Foreword: “PTSD in the Soviet Union” by Dr. Ruwan M Jayatunge M.D.
Posted on July 29th, 2016

Dr Gordon Atherley M.D. , PhD   LLD, Honoris Causa, from Canada’s Simon Fraser University.

PTSD is short for ‘Post-Traumatic Stress Disorder’.

When someone experiences an event which is unexpected and emotionally shattering it may continue to have serious effects on them long after any physical or other danger has passed. Persons with this kind of experience may relive the events that caused them intense fear and horror through flashbacks and nightmares, and they may become emotionally frozen. When they remain in this state for more than a month, their condition receives the medical diagnosis of Post-Traumatic Stress Disorder.

Post-Traumatic Stress Disorder occurs in children as well as adults.
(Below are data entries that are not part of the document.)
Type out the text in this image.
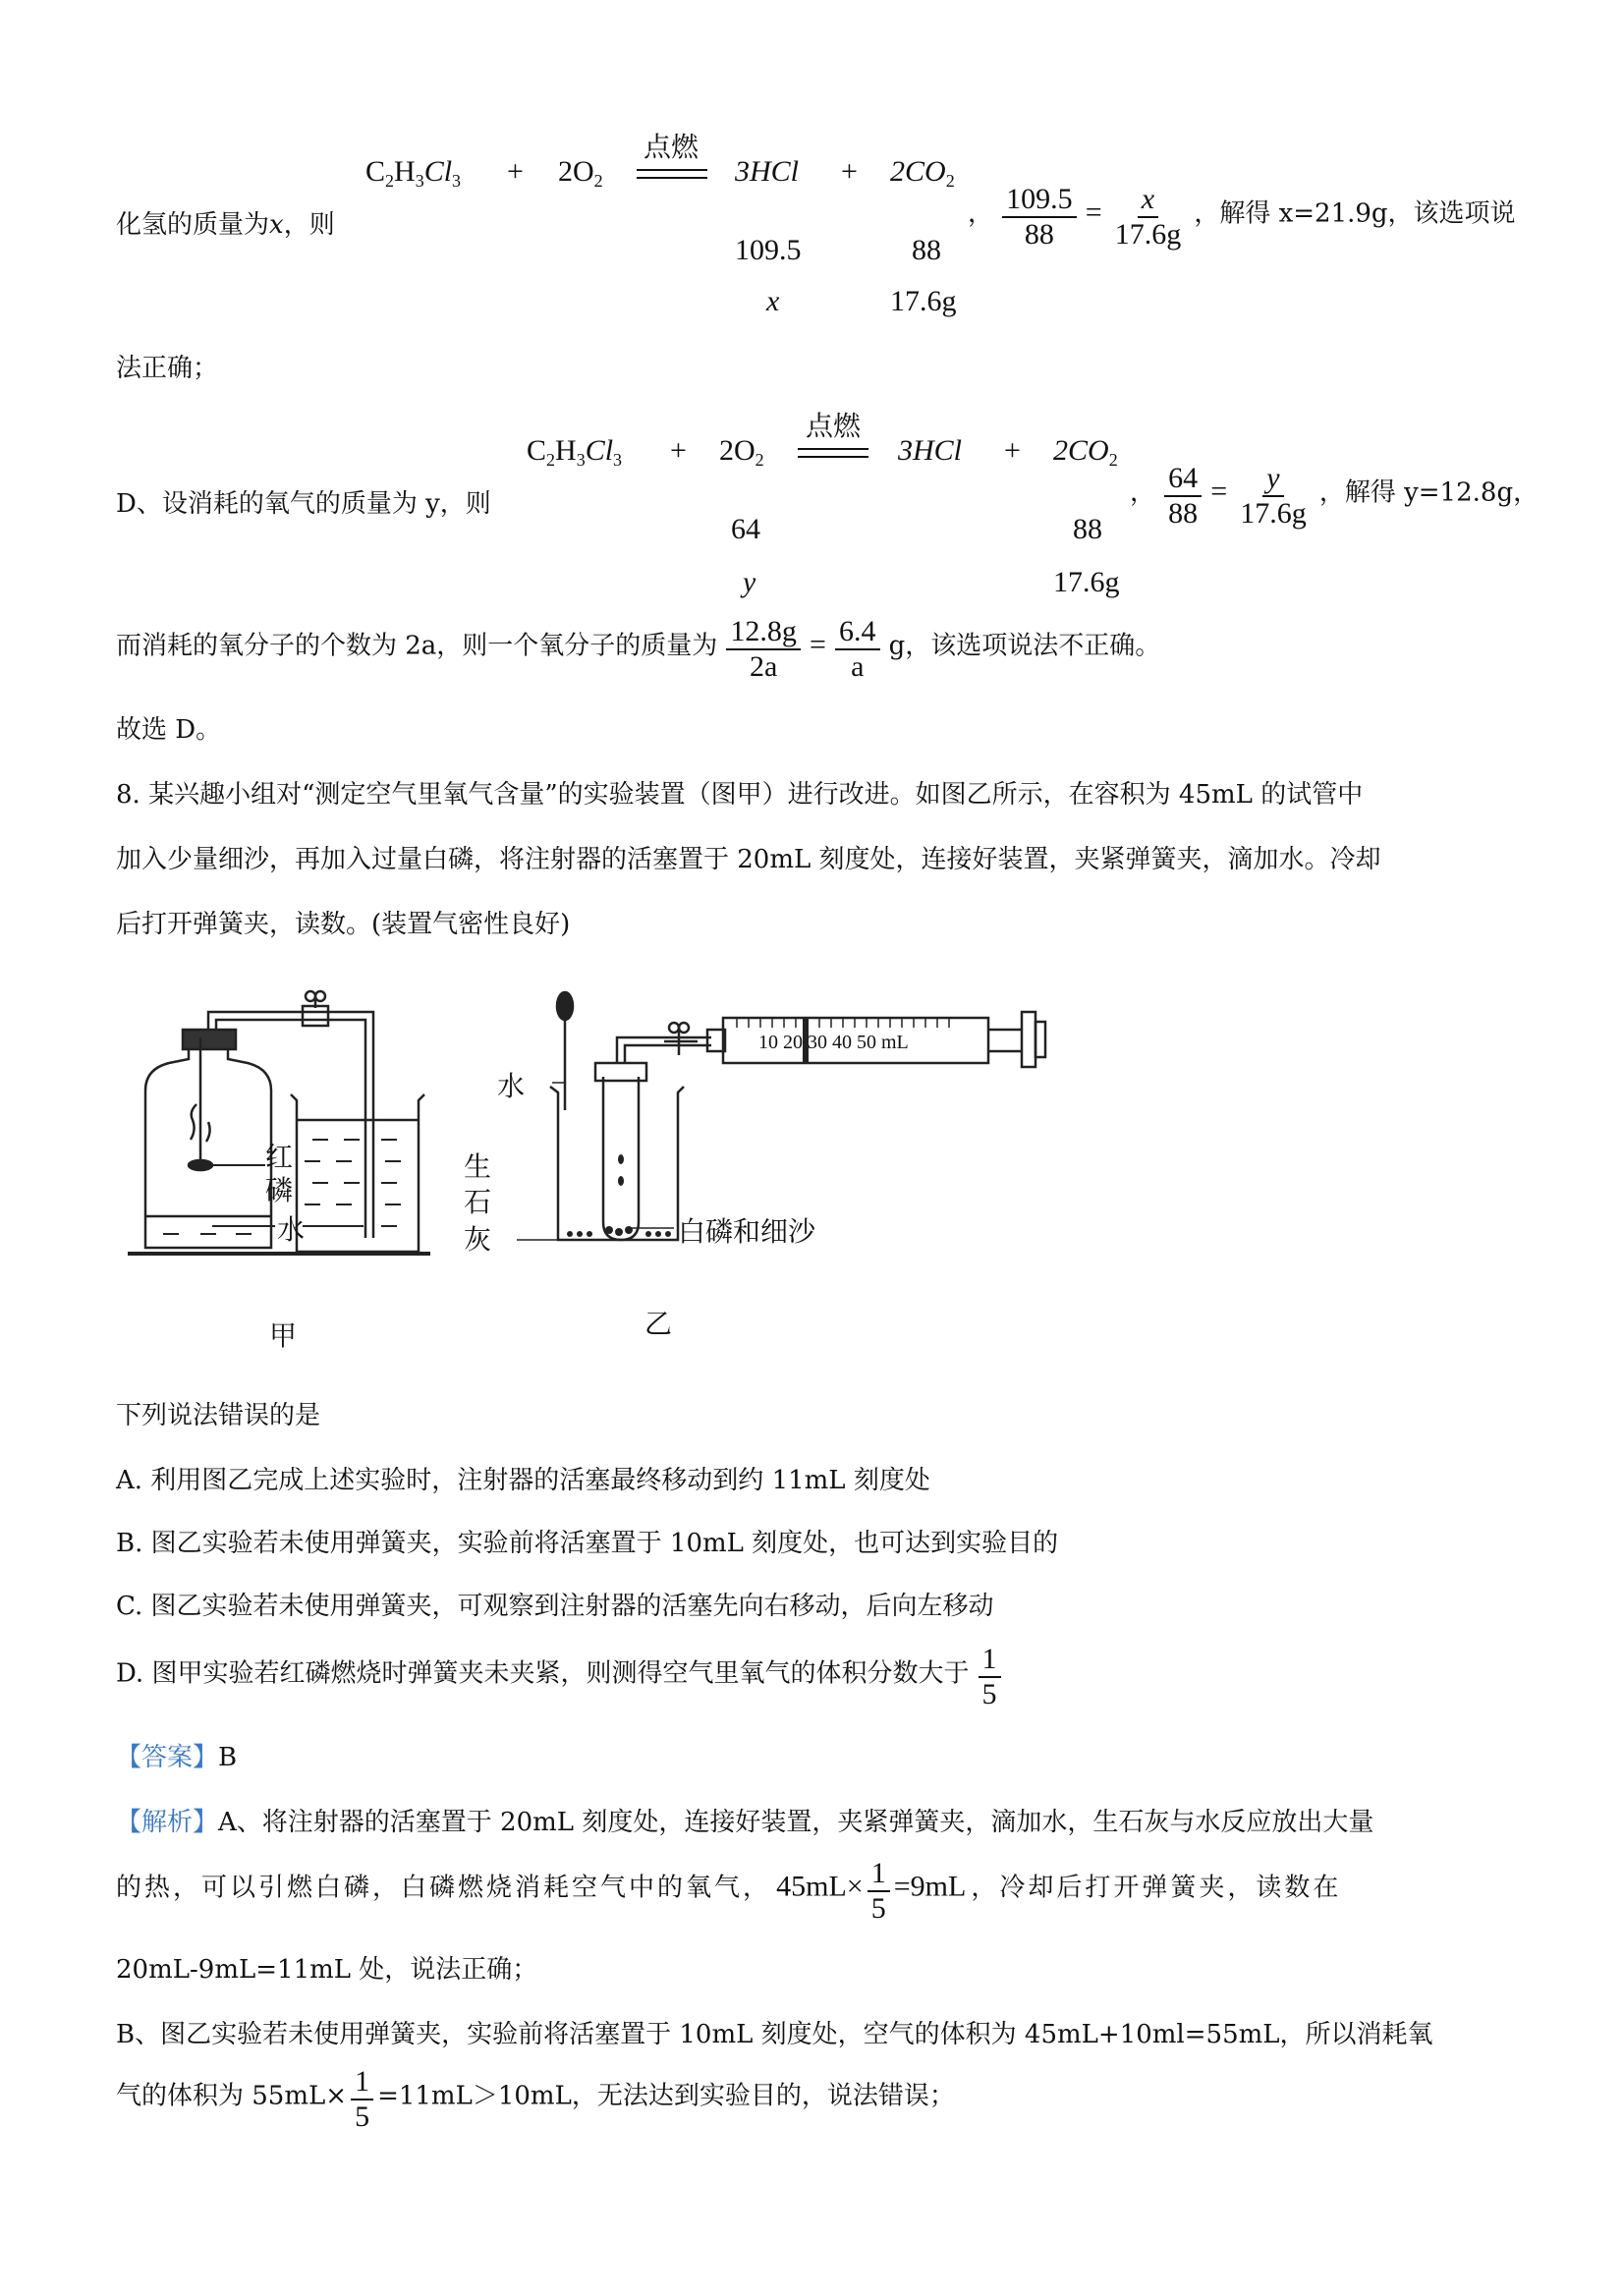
$C_2H_3Cl_3 + 2O_2$
点燃
$3HCl + 2CO_2$
化氢的质量为x，则
109.5	88
x	17.6g
， $\frac{109.5}{88} = \frac{x}{17.6g}$ ，解得 x=21.9g，该选项说
法正确；
$C_2H_3Cl_3 + 2O_2$
点燃
$3HCl + 2CO_2$
D、设消耗的氧气的质量为 y，则
64	88
y	17.6g
， $\frac{64}{88} = \frac{y}{17.6g}$ ，解得 y=12.8g，
而消耗的氧分子的个数为 2a，则一个氧分子的质量为 $\frac{12.8g}{2a} = \frac{6.4}{a}$ g，该选项说法不正确。
故选 D。
8. 某兴趣小组对“测定空气里氧气含量”的实验装置（图甲）进行改进。如图乙所示，在容积为 45mL 的试管中
加入少量细沙，再加入过量白磷，将注射器的活塞置于 20mL 刻度处，连接好装置，夹紧弹簧夹，滴加水。冷却
后打开弹簧夹，读数。(装置气密性良好)
红
磷
水
甲
水
生
石
灰	白磷和细沙
乙
10 20 30 40 50 mL
下列说法错误的是
A. 利用图乙完成上述实验时，注射器的活塞最终移动到约 11mL 刻度处
B. 图乙实验若未使用弹簧夹，实验前将活塞置于 10mL 刻度处，也可达到实验目的
C. 图乙实验若未使用弹簧夹，可观察到注射器的活塞先向右移动，后向左移动
D. 图甲实验若红磷燃烧时弹簧夹未夹紧，则测得空气里氧气的体积分数大于 $\frac{1}{5}$
【答案】B
【解析】A、将注射器的活塞置于 20mL 刻度处，连接好装置，夹紧弹簧夹，滴加水，生石灰与水反应放出大量
的热，可以引燃白磷，白磷燃烧消耗空气中的氧气， $45mL\times \frac{1}{5} =9mL$ ，冷却后打开弹簧夹，读数在
20mL-9mL=11mL 处，说法正确；
B、图乙实验若未使用弹簧夹，实验前将活塞置于 10mL 刻度处，空气的体积为 45mL+10ml=55mL，所以消耗氧
气的体积为 $55mL\times \frac{1}{5} =11mL>10mL$，无法达到实验目的，说法错误；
It is a mental health disability that can become so severe that the individual finds leading a normal life difficult or perhaps even impossible. And especially so because it can have such serious consequences, which include suicide and addiction to dangerous substances.

Post-Traumatic Stress Disorder follows trauma such as serious physical injury especially when the resulting disability is permanent; witnessing people being hurt or killed; experiencing dangerous events; feeling horror, helplessness, or extreme fear; receiving little or no social or psychological support following the trauma; and dealing with extra stress after experiences such as loss of a loved one, pain and injury, or loss of a career, job or home.

Post-Traumatic Stress Disorder creates serious challenges for military personnel injured in military service, and for other persons who in the course of their duties, activities and involvements are confronted by violence. Their challenges add to and complicate the challenges for their family caregivers and families.

Dr. Jayatunge graduated from Ukraine’s Vinnitsa National Medical University and then joined the Ministry of Health of the Government of Sri Lanka. In Sri Lanka he worked closely with war veterans and civilians affected by war. He studied in considerable depth the impact of war-related post-traumatic stress disorder. He became one of the pioneers in the study of its psychosocial effects in Sri Lanka. He has written several books and published several research articles that recount the war trauma and its consequences in Sri Lanka.

Yet despite the cumulated, experience-derived knowledge relating to Post-Traumatic Stress Disorder, doubts about its reality still persist.

Dr. Jayatunge points out that the Soviet Union, from its foundation with the 1922 October Revolution to its dissolution in 1991, faced internal and external socio-political calamities that generated immense stresses among its population. But, he observes, little is known in the outside world about the psychological trauma experienced by the Soviet People. Which is why his exploration of the grim history of Post-Traumatic Stress Disorder in the Soviet Union is an important contribution to scientific and medical knowledge and why his work also provides powerful support for recognizing the troubling reality of Post-Traumatic Stress Disorder.